I had just finished taking a MOOC hosted by Andrew Ng on machine learning. One of the topics covered in that course was the concept of neural networks. Briefly, the neural network is a machine learning technique in which one attempts to computationally model the human brain, and use that model to make decisions. While there are many different models in use today, the course focused on one of the simpler models - the multilayer perceptron (MLP).

In this model, we have layers of “neurons”, which are abstracted as the circles in the diagram below. The output from each circle is fed into the inputs of every neuron on the next layer, creating this network of dataflow. Input data presented to the network is input at the left-hand side, and the outputs are eventually grabbed from the right hand side.

Network

When evaluating this model on a computer, the output for each neuron, the “activation level”, must be handled sequentially. This is a heavy computational load - sums must be computed again and again and again! Old results can’t be cached and re-used, due to the fact that there are different weighting coefficients applied to the inputs that differ from neuron to neuron. This can make a neural network very slow on a general-purpose processor.However, after staring at the network, one realizes that this process should be trivially parallelizable. This seems like a perfect task for a Field Programmable Gate Array (FPGA)! The problem is that developing code to program FPGAs is very different from any software language, making it very difficult for those from a traditional machine learning background to create special purpose hardware for their developed neural networks.
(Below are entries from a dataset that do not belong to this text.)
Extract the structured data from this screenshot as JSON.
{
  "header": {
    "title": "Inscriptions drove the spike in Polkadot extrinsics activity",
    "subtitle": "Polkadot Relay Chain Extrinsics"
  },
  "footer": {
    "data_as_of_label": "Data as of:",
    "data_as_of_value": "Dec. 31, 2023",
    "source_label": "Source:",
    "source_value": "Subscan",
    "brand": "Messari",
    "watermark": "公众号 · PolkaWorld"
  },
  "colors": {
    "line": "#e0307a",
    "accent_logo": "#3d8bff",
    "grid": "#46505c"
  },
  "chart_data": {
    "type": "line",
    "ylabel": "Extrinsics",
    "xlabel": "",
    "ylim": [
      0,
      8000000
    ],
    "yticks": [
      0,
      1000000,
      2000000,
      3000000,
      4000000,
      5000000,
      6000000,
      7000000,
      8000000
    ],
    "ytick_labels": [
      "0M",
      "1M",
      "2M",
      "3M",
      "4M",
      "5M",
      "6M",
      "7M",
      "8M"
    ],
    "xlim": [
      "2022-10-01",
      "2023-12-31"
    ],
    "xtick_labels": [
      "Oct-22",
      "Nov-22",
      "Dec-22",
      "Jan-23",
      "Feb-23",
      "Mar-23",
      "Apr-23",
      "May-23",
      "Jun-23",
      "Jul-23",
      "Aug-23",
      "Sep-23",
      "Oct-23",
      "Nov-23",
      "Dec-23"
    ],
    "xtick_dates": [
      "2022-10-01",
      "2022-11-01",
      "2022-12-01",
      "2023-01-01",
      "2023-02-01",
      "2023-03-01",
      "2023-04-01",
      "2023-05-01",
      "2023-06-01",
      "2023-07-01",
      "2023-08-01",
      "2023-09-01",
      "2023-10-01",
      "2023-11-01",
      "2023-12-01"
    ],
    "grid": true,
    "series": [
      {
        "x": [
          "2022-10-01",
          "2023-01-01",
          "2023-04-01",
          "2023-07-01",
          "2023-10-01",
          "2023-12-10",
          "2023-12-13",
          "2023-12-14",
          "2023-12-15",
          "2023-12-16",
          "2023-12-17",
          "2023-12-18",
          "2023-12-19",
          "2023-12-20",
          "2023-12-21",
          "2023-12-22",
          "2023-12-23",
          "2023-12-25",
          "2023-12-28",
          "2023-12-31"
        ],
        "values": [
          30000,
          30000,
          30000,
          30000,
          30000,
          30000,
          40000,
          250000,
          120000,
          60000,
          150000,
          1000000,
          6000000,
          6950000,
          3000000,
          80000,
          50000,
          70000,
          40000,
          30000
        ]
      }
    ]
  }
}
This project attempts to bridge that knowledge gap by providing a simple, clean Graphical User Interface (GUI) that lets the user generate customized VHDL files that implement neural networks. The GUI, written in C#, will allow the user to input important parameters such as the number of hidden layers, the activation functions of the neurons in a given layer, and whether the output will be a classifier output or a regressive output. The GUI will allow the user to select from a few different layout schemes and fixed point bus widths, allowing the user to trade execution speed for FPGA chip space to fit their needs. The goal of this program is to allow for a user to easily take an algorithm developed using MATLAB or some other software program and quickly translate it into a
hardware implementation. This would have massive effects on the area of robotics, “smart” devices, and embedded systems in general.

A rudimentary scheme has been implemented for neurons and sigmoid activations. The network is very fast, but takes up a large amount of chip space. The pipelined implementation is slower, but takes up a much smaller footprint. If possible, I highly recommend using the pipelined implementation. The code can be downloaded from github.